Pour le chef de l’Etat, cet échange entre les cinq principaux candidats « change la nature » du débat de second tour qui doit être « solennisé », réunir un maximum de téléspectateurs et être le moment de « cristallisation du vote ». « Si tout est banalisé, on “primarise” la présidentielle, on émiette, on fragmente et on met tout en équivalence », met-il en garde. « Après, cela devient difficile de refuser de débattre » avec le Front national, ajoute-t-il, en rappelant que Jacques Chirac n’avait pas voulu d’une confrontation médiatique avec Jean-Marie Le Pen, dont la fille Marine devait se trouver, lundi soir, sur le plateau de TF1, à égalité avec les autres candidats.
« La France est plus forte qu’il y a cinq ans »
Indépendamment du cadre, le chef de l’Etat se montre également très critique sur le niveau d’une campagne « altérée par le bruit et la brume » et jugée trop éloignée des préoccupations des Français. À l’écart de ce scrutin décisif, pour la première fois de sa vie politique, M. Hollande oscille entre deux attitudes : délivrer ses recommandations ou marquer ostensiblement son désintérêt. A l’heure où Benoît Hamon prononçait à Bercy son « discours du Bourget », devant 20 000 personnes chauffées à blanc, le président se promenait au château de Chambord, où il venait inaugurer les jardins à la française. Le soir de la victoire du candidat du PS, à la primaire de janvier, M. Hollande se trouvait en plein désert d’Atacama, au Chili…

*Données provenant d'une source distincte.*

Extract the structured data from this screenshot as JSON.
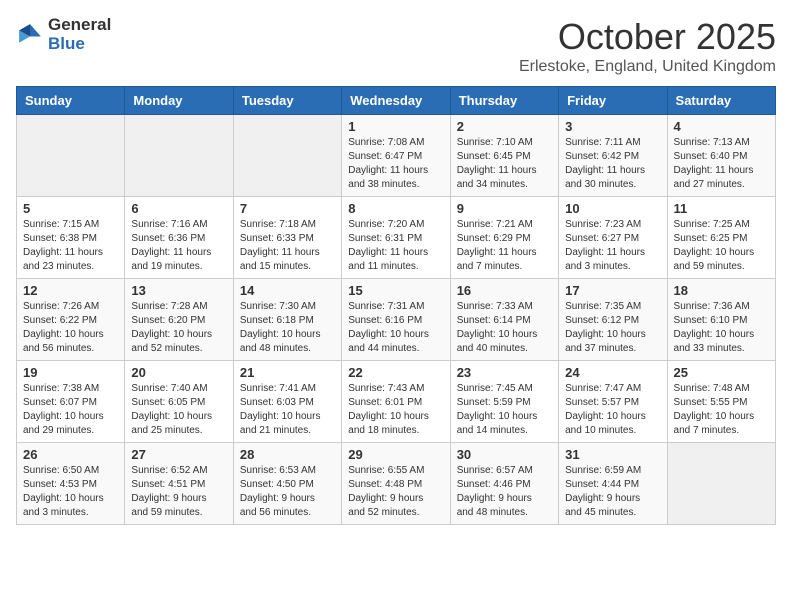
{
  "logo": {
    "general": "General",
    "blue": "Blue"
  },
  "title": "October 2025",
  "location": "Erlestoke, England, United Kingdom",
  "days_of_week": [
    "Sunday",
    "Monday",
    "Tuesday",
    "Wednesday",
    "Thursday",
    "Friday",
    "Saturday"
  ],
  "weeks": [
    [
      {
        "day": "",
        "info": ""
      },
      {
        "day": "",
        "info": ""
      },
      {
        "day": "",
        "info": ""
      },
      {
        "day": "1",
        "info": "Sunrise: 7:08 AM\nSunset: 6:47 PM\nDaylight: 11 hours\nand 38 minutes."
      },
      {
        "day": "2",
        "info": "Sunrise: 7:10 AM\nSunset: 6:45 PM\nDaylight: 11 hours\nand 34 minutes."
      },
      {
        "day": "3",
        "info": "Sunrise: 7:11 AM\nSunset: 6:42 PM\nDaylight: 11 hours\nand 30 minutes."
      },
      {
        "day": "4",
        "info": "Sunrise: 7:13 AM\nSunset: 6:40 PM\nDaylight: 11 hours\nand 27 minutes."
      }
    ],
    [
      {
        "day": "5",
        "info": "Sunrise: 7:15 AM\nSunset: 6:38 PM\nDaylight: 11 hours\nand 23 minutes."
      },
      {
        "day": "6",
        "info": "Sunrise: 7:16 AM\nSunset: 6:36 PM\nDaylight: 11 hours\nand 19 minutes."
      },
      {
        "day": "7",
        "info": "Sunrise: 7:18 AM\nSunset: 6:33 PM\nDaylight: 11 hours\nand 15 minutes."
      },
      {
        "day": "8",
        "info": "Sunrise: 7:20 AM\nSunset: 6:31 PM\nDaylight: 11 hours\nand 11 minutes."
      },
      {
        "day": "9",
        "info": "Sunrise: 7:21 AM\nSunset: 6:29 PM\nDaylight: 11 hours\nand 7 minutes."
      },
      {
        "day": "10",
        "info": "Sunrise: 7:23 AM\nSunset: 6:27 PM\nDaylight: 11 hours\nand 3 minutes."
      },
      {
        "day": "11",
        "info": "Sunrise: 7:25 AM\nSunset: 6:25 PM\nDaylight: 10 hours\nand 59 minutes."
      }
    ],
    [
      {
        "day": "12",
        "info": "Sunrise: 7:26 AM\nSunset: 6:22 PM\nDaylight: 10 hours\nand 56 minutes."
      },
      {
        "day": "13",
        "info": "Sunrise: 7:28 AM\nSunset: 6:20 PM\nDaylight: 10 hours\nand 52 minutes."
      },
      {
        "day": "14",
        "info": "Sunrise: 7:30 AM\nSunset: 6:18 PM\nDaylight: 10 hours\nand 48 minutes."
      },
      {
        "day": "15",
        "info": "Sunrise: 7:31 AM\nSunset: 6:16 PM\nDaylight: 10 hours\nand 44 minutes."
      },
      {
        "day": "16",
        "info": "Sunrise: 7:33 AM\nSunset: 6:14 PM\nDaylight: 10 hours\nand 40 minutes."
      },
      {
        "day": "17",
        "info": "Sunrise: 7:35 AM\nSunset: 6:12 PM\nDaylight: 10 hours\nand 37 minutes."
      },
      {
        "day": "18",
        "info": "Sunrise: 7:36 AM\nSunset: 6:10 PM\nDaylight: 10 hours\nand 33 minutes."
      }
    ],
    [
      {
        "day": "19",
        "info": "Sunrise: 7:38 AM\nSunset: 6:07 PM\nDaylight: 10 hours\nand 29 minutes."
      },
      {
        "day": "20",
        "info": "Sunrise: 7:40 AM\nSunset: 6:05 PM\nDaylight: 10 hours\nand 25 minutes."
      },
      {
        "day": "21",
        "info": "Sunrise: 7:41 AM\nSunset: 6:03 PM\nDaylight: 10 hours\nand 21 minutes."
      },
      {
        "day": "22",
        "info": "Sunrise: 7:43 AM\nSunset: 6:01 PM\nDaylight: 10 hours\nand 18 minutes."
      },
      {
        "day": "23",
        "info": "Sunrise: 7:45 AM\nSunset: 5:59 PM\nDaylight: 10 hours\nand 14 minutes."
      },
      {
        "day": "24",
        "info": "Sunrise: 7:47 AM\nSunset: 5:57 PM\nDaylight: 10 hours\nand 10 minutes."
      },
      {
        "day": "25",
        "info": "Sunrise: 7:48 AM\nSunset: 5:55 PM\nDaylight: 10 hours\nand 7 minutes."
      }
    ],
    [
      {
        "day": "26",
        "info": "Sunrise: 6:50 AM\nSunset: 4:53 PM\nDaylight: 10 hours\nand 3 minutes."
      },
      {
        "day": "27",
        "info": "Sunrise: 6:52 AM\nSunset: 4:51 PM\nDaylight: 9 hours\nand 59 minutes."
      },
      {
        "day": "28",
        "info": "Sunrise: 6:53 AM\nSunset: 4:50 PM\nDaylight: 9 hours\nand 56 minutes."
      },
      {
        "day": "29",
        "info": "Sunrise: 6:55 AM\nSunset: 4:48 PM\nDaylight: 9 hours\nand 52 minutes."
      },
      {
        "day": "30",
        "info": "Sunrise: 6:57 AM\nSunset: 4:46 PM\nDaylight: 9 hours\nand 48 minutes."
      },
      {
        "day": "31",
        "info": "Sunrise: 6:59 AM\nSunset: 4:44 PM\nDaylight: 9 hours\nand 45 minutes."
      },
      {
        "day": "",
        "info": ""
      }
    ]
  ]
}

Le chef de l’Etat préfère vanter son propre bilan, comme il l’a fait samedi 18 mars à Crolles (Isère) dans un long discours testamentaire, prononcé devant plusieurs centaines d’élus et militants socialistes, dans un gymnase fervent et nostalgique. « Les faits, regardons-les (…) : la France, elle est plus forte qu’il y a cinq ans. Alors, puisque peu le disent, je vais le dire à leur place », a-t-il lancé, amer et bravache, suscitant des applaudissements compatissants. « Je pense que [Benoît Hamon et Emmanuel Macron] voudraient le dire, mais ils n’y arrivent pas, allez savoir pourquoi ! », a-t-il ajouté.

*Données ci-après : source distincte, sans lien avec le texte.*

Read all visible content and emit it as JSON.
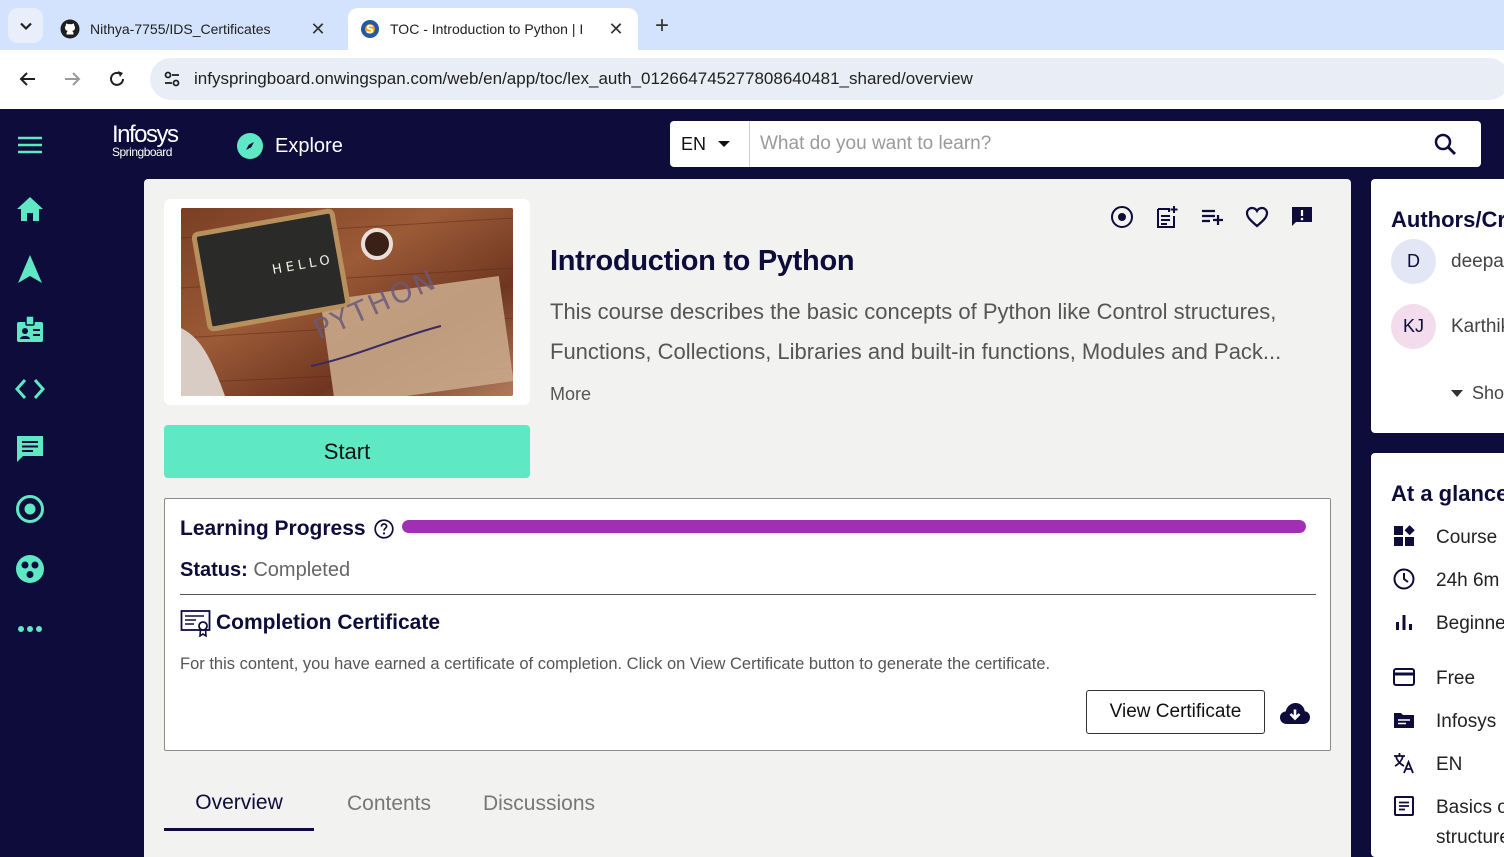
{
  "browser": {
    "tabs": [
      {
        "title": "Nithya-7755/IDS_Certificates",
        "active": false,
        "icon": "github-icon"
      },
      {
        "title": "TOC - Introduction to Python | I",
        "active": true,
        "icon": "springboard-favicon"
      }
    ],
    "url": "infyspringboard.onwingspan.com/web/en/app/toc/lex_auth_012664745277808640481_shared/overview"
  },
  "header": {
    "logo_line1": "Infosys",
    "logo_line2": "Springboard",
    "explore_label": "Explore",
    "language": "EN",
    "search_placeholder": "What do you want to learn?"
  },
  "sidebar": {
    "icons": [
      "menu-icon",
      "home-icon",
      "navigate-icon",
      "badge-icon",
      "code-icon",
      "chat-icon",
      "target-icon",
      "community-icon",
      "more-icon"
    ]
  },
  "course": {
    "thumbnail_text_1": "HELLO",
    "thumbnail_text_2": "PYTHON",
    "title": "Introduction to Python",
    "description": "This course describes the basic concepts of Python like Control structures, Functions, Collections, Libraries and built-in functions, Modules and Pack...",
    "more_label": "More",
    "start_label": "Start"
  },
  "progress": {
    "label": "Learning Progress",
    "percent": 100,
    "status_label": "Status:",
    "status_value": "Completed",
    "certificate_title": "Completion Certificate",
    "certificate_text": "For this content, you have earned a certificate of completion. Click on View Certificate button to generate the certificate.",
    "view_certificate_label": "View Certificate"
  },
  "page_tabs": [
    {
      "label": "Overview",
      "active": true
    },
    {
      "label": "Contents",
      "active": false
    },
    {
      "label": "Discussions",
      "active": false
    }
  ],
  "authors": {
    "heading": "Authors/Creators",
    "list": [
      {
        "initials": "D",
        "name": "deepa"
      },
      {
        "initials": "KJ",
        "name": "Karthik"
      }
    ],
    "show_more_label": "Show more"
  },
  "glance": {
    "heading": "At a glance",
    "items": [
      {
        "icon": "category-icon",
        "text": "Course"
      },
      {
        "icon": "clock-icon",
        "text": "24h 6m"
      },
      {
        "icon": "level-icon",
        "text": "Beginner"
      },
      {
        "icon": "card-icon",
        "text": "Free"
      },
      {
        "icon": "folder-icon",
        "text": "Infosys"
      },
      {
        "icon": "translate-icon",
        "text": "EN"
      },
      {
        "icon": "topics-icon",
        "text": "Basics of",
        "text2": "structures"
      }
    ]
  },
  "colors": {
    "navy": "#0e0c3a",
    "accent": "#5ee8c3",
    "progress": "#a12fb3"
  }
}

Et le président d’égrener ses « résultats » : croissance à la hausse, chômage en baisse, déficit « à son plus bas niveau depuis 2008 »… « J’arrête là, car je ne voudrais pas vous faire souffrir… Pas vous, ceux qui pourraient m’entendre », a conclu M. Hollande. Pour être entendu, encore faut-il être écouté. L’est-il par ceux qui briguent sa succession ? Rien n’est moins sûr. Il n’est pas certain non plus que ce président lancé dans une triste tournée des adieux soit entendu des Français.